ONU elogia decisão judicial da Malásia pela descriminalização do travestismo

Corte considerou inconstitucional a criminalização de mulheres transexuais muçulmanas por travestismo, também conhecido como “cross-dressing”, quando usa-se roupas ou objetos associados ao sexo oposto.

Marcha de orgulho LGBTI (Lésbicas, Gays, Bissexuais, Pessoas Trans e Intersexuais). Foto: ACNUDH/Joseph Smida

Marcha de orgulho LGBTI (Lésbicas, Gays, Bissexuais, Pessoas Trans e Intersexuais). Foto: ACNUDH/Joseph Smida

O Alto Comissariado das Nações Unidas para os Direitos Humanos (ACNUDH) elogiou na última sexta-feira (14) a recente resolução da Malásia que declara inconstitucional a criminalização de mulheres transexuais muçulmanas por travestismo, também conhecido como “cross-dressing”, quando usa-se roupas ou objetos associados ao sexo oposto.

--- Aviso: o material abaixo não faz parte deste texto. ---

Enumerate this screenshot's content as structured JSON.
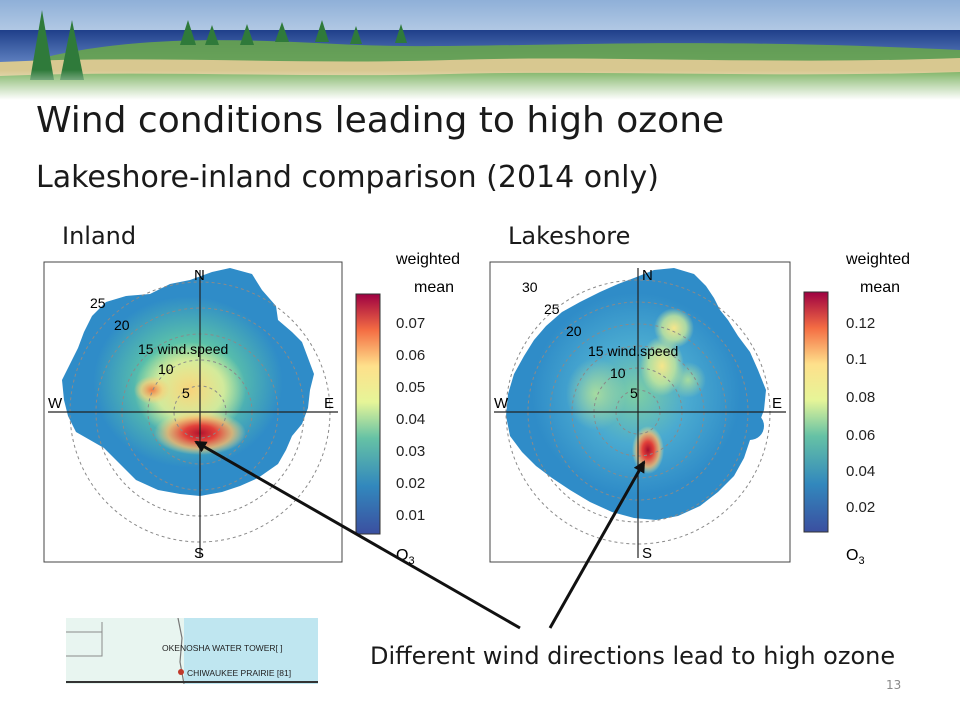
{
  "slide": {
    "title": "Wind conditions leading to high ozone",
    "subtitle": "Lakeshore-inland comparison (2014 only)",
    "caption": "Different wind directions lead to high ozone",
    "page_number": "13"
  },
  "panels": [
    {
      "label": "Inland",
      "directions": [
        "N",
        "E",
        "S",
        "W"
      ],
      "ring_labels": [
        "5",
        "10",
        "15 wind.speed",
        "20",
        "25"
      ],
      "legend_title": [
        "weighted",
        "mean"
      ],
      "legend_ticks": [
        "0.07",
        "0.06",
        "0.05",
        "0.04",
        "0.03",
        "0.02",
        "0.01"
      ],
      "legend_unit": "O",
      "legend_unit_sub": "3"
    },
    {
      "label": "Lakeshore",
      "directions": [
        "N",
        "E",
        "S",
        "W"
      ],
      "ring_labels": [
        "5",
        "10",
        "15 wind.speed",
        "20",
        "25",
        "30"
      ],
      "legend_title": [
        "weighted",
        "mean"
      ],
      "legend_ticks": [
        "0.12",
        "0.1",
        "0.08",
        "0.06",
        "0.04",
        "0.02"
      ],
      "legend_unit": "O",
      "legend_unit_sub": "3"
    }
  ],
  "inset_map": {
    "labels": [
      "OKENOSHA WATER TOWER[ ]",
      "CHIWAUKEE PRAIRIE [81]"
    ]
  },
  "colors": {
    "accent_blue": "#2a5aa8",
    "banner_green": "#3c8a3c"
  }
}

As autoridades da Corte de Recurso do país julgaram que a lei infringia direitos básicos garantidos pela Constituição – como o direito à dignidade, ao trabalho, à igualdade perante a lei, à não discriminação e à liberdade de movimento e de expressão.

O porta-voz do ACNUDH, Rupert Colville, defendeu que todas as pessoas têm o direito à dignidade e a viver livre da violência e da discriminação, incluindo as mulheres trans – pessoas que foram designadas como homens no nascimento mas se identificam como mulheres.

“Recebemos relatos de mulheres transexuais sendo presas e condenadas sob esta e semelhantes leis de outros Estados da Malásia e sendo submetidas a violência, humilhação e tratamento discriminatório por parte das autoridades”, alertou Colville, em referência à lei que estabelecia a possibilidade de penas que variavam de multas até seis meses de prisão.